When actors Mimi Wyche and Chip Egan take the stage on March 24 at the Warehouse Theatre as the lead roles in Arthur Miller’s dramatic 1947 play All My Sons, it will only be the second time the two have performed together since Who’s Afraid of Virginia Woolf? roared through the space on Augusta Street six years ago. Miller—who we hope is known more for his work and less for being married to Marilyn Monroe—created “a masterpiece of American drama,” says Egan of the play. No pressure there, right?
Egan, a freelance director, actor, designer, and retired dean emeritus of the College of Architecture, Arts, and Humanities at Clemson University, and Wyche, the Greenville native erstwhile New Yorker, sat down to banter a few weeks out from beginning rehearsals:
Take(s) Two // Mimi Wyche and Chip Egan are veteran actors who first appeared together at the Warehouse Theatre’s Who’s Afraid of Virginia Woolf? six years ago. They meet once again as Kate and Joe Keller in Arthur Miller’s challenging work All My Sons.
So, Mimi, you were in a Broadway play when you lived in New York City, correct? >>
Mimi wyche: Yes, it was Cats (pausing for a beat, then smiling)—back when it mattered (laughter).
What does acting fuel for you, Chip? >>
Chip Egan: It’s sort of who I am.

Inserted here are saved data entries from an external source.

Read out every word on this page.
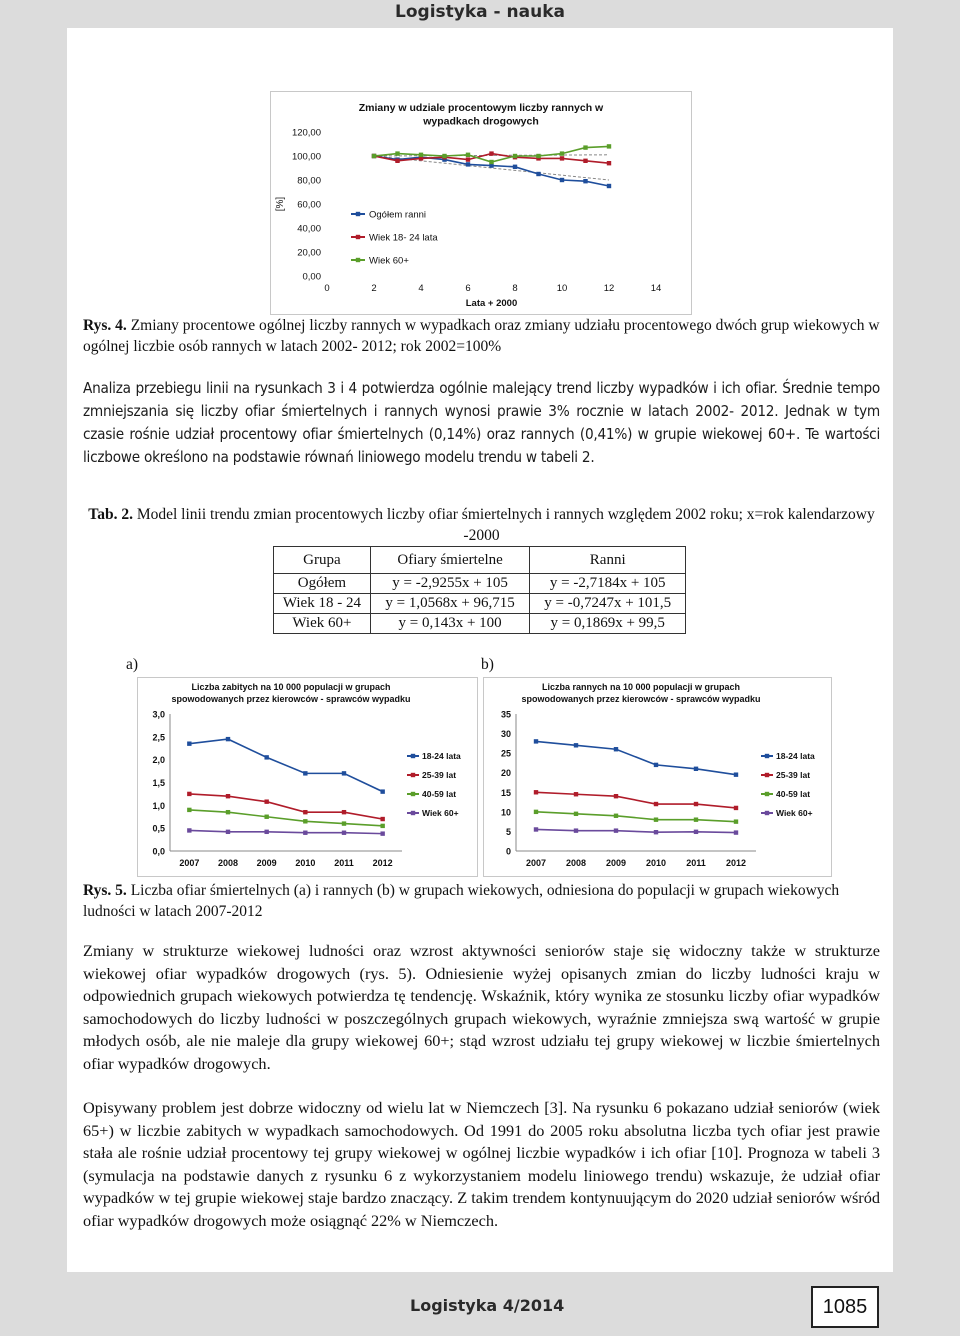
Logistyka - nauka
Zmiany w udziale procentowym liczby rannych w
wypadkach drogowych
[%]
0,00
20,00
40,00
60,00
80,00
100,00
120,00
0	2	4	6	8	10	12	14
Lata + 2000
Ogółem ranni
Wiek 18- 24 lata
Wiek 60+
Rys. 4. Zmiany procentowe ogólnej liczby rannych w wypadkach oraz zmiany udziału procentowego dwóch grup wiekowych w ogólnej liczbie osób rannych w latach 2002- 2012; rok 2002=100%
Analiza przebiegu linii na rysunkach 3 i 4 potwierdza ogólnie malejący trend liczby wypadków i ich ofiar. Średnie tempo zmniejszania się liczby ofiar śmiertelnych i rannych wynosi prawie 3% rocznie w latach 2002- 2012. Jednak w tym czasie rośnie udział procentowy ofiar śmiertelnych (0,14%) oraz rannych (0,41%) w grupie wiekowej 60+. Te wartości liczbowe określono na podstawie równań liniowego modelu trendu w tabeli 2.
Tab. 2. Model linii trendu zmian procentowych liczby ofiar śmiertelnych i rannych względem 2002 roku; x=rok kalendarzowy -2000
Grupa	Ofiary śmiertelne	Ranni
Ogółem	y = -2,9255x + 105	y = -2,7184x + 105
Wiek 18 - 24	y = 1,0568x + 96,715	y = -0,7247x + 101,5
Wiek 60+	y = 0,143x + 100	y = 0,1869x + 99,5
a)	b)
Liczba zabitych na 10 000 populacji w grupach
spowodowanych przez kierowców - sprawców wypadku
0,0
0,5
1,0
1,5
2,0
2,5
3,0
2007 2008 2009 2010 2011 2012
18-24 lata
25-39 lat
40-59 lat
Wiek 60+
Liczba rannych na 10 000 populacji w grupach
spowodowanych przez kierowców - sprawców wypadku
0
5
10
15
20
25
30
35
2007 2008 2009 2010 2011 2012
18-24 lata
25-39 lat
40-59 lat
Wiek 60+
Rys. 5. Liczba ofiar śmiertelnych (a) i rannych (b) w grupach wiekowych, odniesiona do populacji w grupach wiekowych ludności w latach 2007-2012
Zmiany w strukturze wiekowej ludności oraz wzrost aktywności seniorów staje się widoczny także w strukturze wiekowej ofiar wypadków drogowych (rys. 5). Odniesienie wyżej opisanych zmian do liczby ludności kraju w odpowiednich grupach wiekowych potwierdza tę tendencję. Wskaźnik, który wynika ze stosunku liczby ofiar wypadków samochodowych do liczby ludności w poszczególnych grupach wiekowych, wyraźnie zmniejsza swą wartość w grupie młodych osób, ale nie maleje dla grupy wiekowej 60+; stąd wzrost udziału tej grupy wiekowej w liczbie śmiertelnych ofiar wypadków drogowych.
Opisywany problem jest dobrze widoczny od wielu lat w Niemczech [3]. Na rysunku 6 pokazano udział seniorów (wiek 65+) w liczbie zabitych w wypadkach samochodowych. Od 1991 do 2005 roku absolutna liczba tych ofiar jest prawie stała ale rośnie udział procentowy tej grupy wiekowej w ogólnej liczbie wypadków i ich ofiar [10]. Prognoza w tabeli 3 (symulacja na podstawie danych z rysunku 6 z wykorzystaniem modelu liniowego trendu) wskazuje, że udział ofiar wypadków w tej grupie wiekowej staje bardzo znaczący. Z takim trendem kontynuującym do 2020 udział seniorów wśród ofiar wypadków drogowych może osiągnąć 22% w Niemczech.
Logistyka 4/2014	1085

I am a theater artist and that takes lots of forms—actor, director, sometimes designer—and that’s the way I’ve been since I was a teenager, and it’s a kind of lifeblood. I’m not very good at not doing it after awhile.
MW: I feel like it’s food for my soul. In New York there’s a thing that if you can’t get hired, make your own jobs, so that’s why I started writing these one-woman shows because it would give me something to work on while I was trying to get a “job-job.”
What were your shows about? >>
MW: Most of the shows were written to music like cabaret shows. One was on the music of Cole Porter, one was on romance, one was country/western. Then I started to write the piece about eating disorders, which I suffered from and I’d always said, ‘I’ve got to do some kind of theater piece about eating disorders,’ and my friends finally said, ‘Either write this show, or shut up about it.’ I played five different women who had some version of weight obsession, or exercise, or bulimia, anorexia, or obesity.
That is intense, to say the least. What was the show called? >>
MW: Eaten Alive. I toured colleges and did the show myself for five years, and then a friend of mine took it over, so it toured colleges for 11 years. I was just amazed. It’s not a brilliant piece of theater by any means, but to have someone going through . . . sharing the emotional terror of an eating disorder, and they’re up there and you’re able to witness it—it’s so much more powerful than having a speaker. That, to me, is the power of theater. If you can sit in the audience and share that emotional journey, it hits you in a way that watching a video or going to a movie doesn’t quite nail that energy that is shared.
So here you both are a few years after Virginia Woolf, with All My Sons now bringing you back together. What was it about these roles that attracted you?? >>
MW: I actually saw it on Broadway. My husband and I were in New York and Dianne Wiest played Kate, and she was literally in front of me. At the end of the play, my husband and I just sat there and we looked up when the guy said, ‘We are sweeping up the theater—you gotta go.’ It was just so powerful and I remember thinking, ‘Man, I would love to just have a swat at that play at some point in my life because that part . . . she’s a goddess.’
Like Joe and Kate Keller from this production, George and Martha from Virginia Woolf were intense characters to play against each other. >>
CE: It was every bit as rewarding to work together in that piece as we thought it would be.
MW: Absolutely for me. It’s up there in the top-three, all-time great experiences in theatre. I don’t know what the other two are . . . (laughing).
CE: We’ll talk (more laughing).
Are you nervous for this performance? >>
CE: This is an American classic that’s not seen all that often or produced very often. I’ve never seen it on stage. I’m going to be doing it, but I’ve never seen it. So I have a sense of debt to the work and to the importance of it, and that’s a little intimidating, but you don’t think about that while you’re rehearsing it.
What about you, Mimi? >>
MW: I get incredibly nervous about any kind of performance. I recently did a solo in church here locally, which I’ve done for 35 years, and I almost threw up. It’s just sort of a given.
All My Sons by Arthur Miller
March 24–April 15
Warehouse Theatre, 37 Augusta St, Greenville.